|Kean & Oroho: First Amazon, Now Google. How Many Opportunities Will NJ Miss Before We Take Action?
Senate Republicans Call for Changes to Business Tax Policies in Wake of NYC Google Expansion Announcement
In light of yesterday’s Wall Street Journal report detailing Google’s plans to add 12,000 new jobs in New York City, Senate Republicans Tom Kean and Steven Oroho said that the expansion would cost New Jersey thousands of jobs and hundreds of millions of dollars in lost tax revenue.
“Given our state’s bad-for-business policies, it wasn’t a surprise that Amazon chose Long Island City over New Jersey, but the news of Google’s decision to expand to New York City is just as bad,” Senator Oroho said.

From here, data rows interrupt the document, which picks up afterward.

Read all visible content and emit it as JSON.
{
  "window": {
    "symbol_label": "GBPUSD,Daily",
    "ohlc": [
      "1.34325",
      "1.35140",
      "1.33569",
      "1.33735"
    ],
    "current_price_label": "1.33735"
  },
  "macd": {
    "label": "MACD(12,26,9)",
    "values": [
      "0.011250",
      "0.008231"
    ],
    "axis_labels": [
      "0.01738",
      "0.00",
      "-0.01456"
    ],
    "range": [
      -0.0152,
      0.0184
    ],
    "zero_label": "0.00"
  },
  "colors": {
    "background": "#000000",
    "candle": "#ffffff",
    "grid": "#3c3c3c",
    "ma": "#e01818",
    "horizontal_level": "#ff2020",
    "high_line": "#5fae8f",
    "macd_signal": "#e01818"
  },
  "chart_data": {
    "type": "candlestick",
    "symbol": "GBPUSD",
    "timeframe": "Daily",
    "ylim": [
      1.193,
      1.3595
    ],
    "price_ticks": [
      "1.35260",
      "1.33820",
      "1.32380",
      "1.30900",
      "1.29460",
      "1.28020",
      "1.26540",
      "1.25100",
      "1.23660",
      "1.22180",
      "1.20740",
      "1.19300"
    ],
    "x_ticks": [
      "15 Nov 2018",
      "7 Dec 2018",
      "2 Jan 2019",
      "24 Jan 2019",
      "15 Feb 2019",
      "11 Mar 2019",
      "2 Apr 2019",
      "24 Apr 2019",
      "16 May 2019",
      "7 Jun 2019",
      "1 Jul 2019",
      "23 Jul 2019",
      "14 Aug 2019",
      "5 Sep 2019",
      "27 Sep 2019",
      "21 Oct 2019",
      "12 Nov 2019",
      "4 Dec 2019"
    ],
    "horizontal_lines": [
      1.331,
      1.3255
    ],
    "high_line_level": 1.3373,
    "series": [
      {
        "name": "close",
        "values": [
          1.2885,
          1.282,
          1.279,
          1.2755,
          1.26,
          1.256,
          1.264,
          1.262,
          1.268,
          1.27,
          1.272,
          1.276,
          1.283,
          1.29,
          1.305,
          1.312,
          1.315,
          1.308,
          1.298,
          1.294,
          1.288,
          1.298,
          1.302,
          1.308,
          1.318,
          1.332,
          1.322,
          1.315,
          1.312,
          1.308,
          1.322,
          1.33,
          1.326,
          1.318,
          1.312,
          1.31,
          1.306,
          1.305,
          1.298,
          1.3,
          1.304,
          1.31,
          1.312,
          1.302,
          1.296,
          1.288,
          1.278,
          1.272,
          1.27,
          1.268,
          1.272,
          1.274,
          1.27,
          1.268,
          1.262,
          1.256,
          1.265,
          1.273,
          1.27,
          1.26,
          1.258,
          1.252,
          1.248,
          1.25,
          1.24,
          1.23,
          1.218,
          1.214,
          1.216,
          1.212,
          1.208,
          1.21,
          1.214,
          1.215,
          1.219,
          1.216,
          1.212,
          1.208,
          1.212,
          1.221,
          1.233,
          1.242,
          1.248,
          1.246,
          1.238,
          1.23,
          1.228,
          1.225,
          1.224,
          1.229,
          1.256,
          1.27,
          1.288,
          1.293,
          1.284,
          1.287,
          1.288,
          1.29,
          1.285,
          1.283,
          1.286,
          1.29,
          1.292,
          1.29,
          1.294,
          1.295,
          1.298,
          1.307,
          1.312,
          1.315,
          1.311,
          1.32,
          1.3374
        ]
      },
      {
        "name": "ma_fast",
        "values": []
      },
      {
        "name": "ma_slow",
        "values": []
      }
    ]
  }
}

“Many of these new Google employees will most likely choose to raise families in New Jersey, while paying income taxes in New York. That means we will lose out on the high-paying jobs that could have been created here, and the tax revenue we need to fund our schools.”
State income tax revenue supports property tax relief, including state school funding in New Jersey.
“Look at the numbers. They are horrifying – the sheer amount of tax revenue that we stand to lose from Amazon and Google’s decisions to move to New York instead of New Jersey should be a loud wake-up call. Combined, we could be losing $150 million in income tax revenue and hundreds of millions more in business taxes,” Oroho added.
New Jersey is losing 25,000 Amazon jobs with average salaries of at least $100,000, according to the HQ2 proposal. According to New Jersey’s current tax tables, that amounts to an approximate $40 million loss in income tax revenue for every 10,000 hi-tech jobs created by companies such as Google that offer comparable salaries.
“It is no secret that New Jersey continuously misses out on thousands of high-paying tech jobs, because of high taxes and over-regulation,” Senator Kean said. “This Google expansion is a lose-lose situation for us. The Big Apple will receive all of the income tax benefits, and our local governments will pay the bill. How many more times are we going to sit by and watch companies choose to set up shop elsewhere, before we take action?”
“Governor Murphy’s efforts to grow an innovative economy need to be more than just rhetoric. As far as the tech giants in this world are concerned, New Jersey is closed for business,” Kean added.
“I urge our leaders to work together to enact tax and business policies that encourage companies to invest in our state, before yet another large employer passes us by,” Senator Kean concluded.